Who is affected? Genetics and prevalence
The most common forms of color blindness — red-green deficiencies caused by mutations in the OPN1LW (L-cone) and OPN1MW (M-cone) genes — are X-linked recessive traits. Because males have only one X chromosome, a single defective copy produces color blindness. Females have two X chromosomes, so both must carry the mutation — making female color blindness approximately 16 times less common than male. An estimated 8% of males and 0.5% of females of Northern European ancestry have some form of red-green color deficiency.

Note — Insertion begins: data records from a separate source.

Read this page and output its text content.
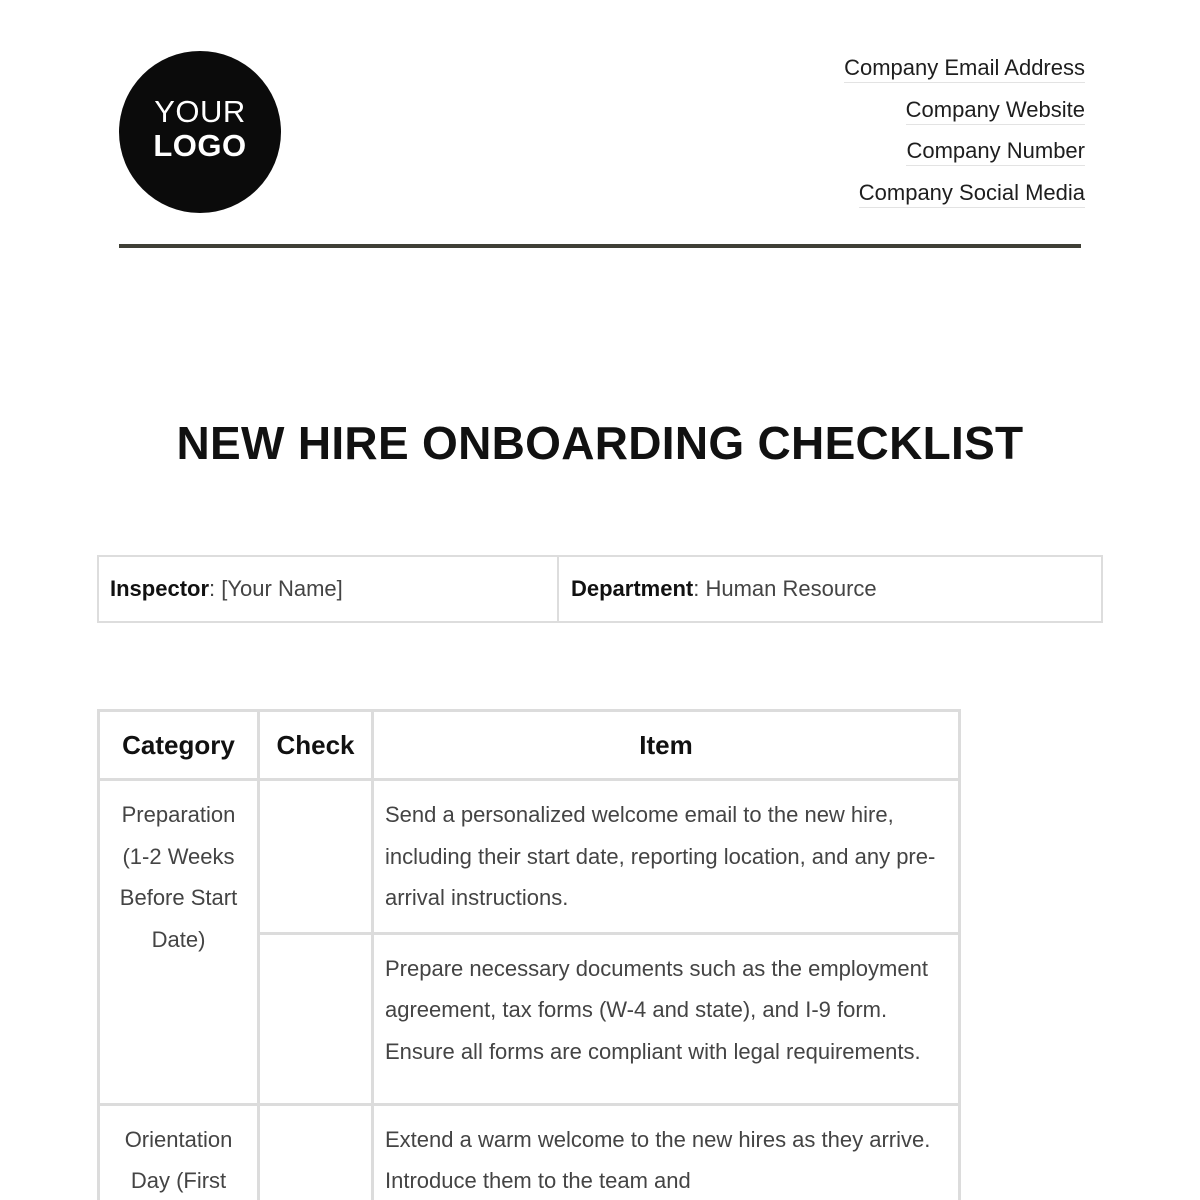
YOUR
LOGO
Company Email Address
Company Website
Company Number
Company Social Media
NEW HIRE ONBOARDING CHECKLIST
Inspector : [Your Name]	Department : Human Resource
Category	Check	Item
Preparation (1-2 Weeks Before Start Date)		Send a personalized welcome email to the new hire, including their start date, reporting location, and any pre-arrival instructions.
		Prepare necessary documents such as the employment agreement, tax forms (W-4 and state), and I-9 form. Ensure all forms are compliant with legal requirements.
Orientation Day (First		Extend a warm welcome to the new hires as they arrive. Introduce them to the team and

| Population group | Prevalence (males) | Prevalence (females) |
|---|---|---|
| Northern European | 8% | 0.4% |
| East Asian | 5% | 0.3% |
| Sub-Saharan African | 3% | 0.2% |
| South Asian | 6.5% | 0.3% |
Living with color blindness
For most people, color blindness is a mild inconvenience rather than a disability. Common adaptations include relying on position cues (traffic lights are always red-top, green-bottom), choosing careers that do not require color discrimination, and using digital accessibility tools. Browser extensions like Chrome's Color Enhancer and apps like Colorblindness Simulator help both those with color blindness and designers who want to create accessible content.
EnChroma glasses use a notch filter to enhance chromatic contrast for people with red-green deficiencies. While they do not restore normal trichromatic vision, they can meaningfully improve color discrimination for individuals with anomalous trichromacy (protanomaly, deuteranomaly). They are less effective for dichromats (protanopia, deuteranopia) and do not help with blue-yellow or total color blindness. If you scored poorly on this screening, consider discussing a formal evaluation with an optometrist.
When to see an eye doctor
Congenital color blindness (present from birth) is stable throughout life and does not worsen or cause other vision problems. However, acquired color vision deficiency — color blindness that develops in adulthood — can be a sign of underlying conditions including glaucoma, macular degeneration, diabetic retinopathy, multiple sclerosis, or toxic reactions to medications such as hydroxychloroquine, ethambutol, or digoxin. If your color vision has changed noticeably in adulthood, this warrants prompt optometric evaluation.
Occupations with color vision standards — commercial aviation, electrical work, law enforcement, and certain military roles — require formal testing with calibrated Ishihara plates, Farnsworth D-15, or Nagel anomaloscope, not online screeners. This test can indicate whether further testing is warranted but cannot serve as a formal occupational screening. Always work with a qualified clinician for those determinations.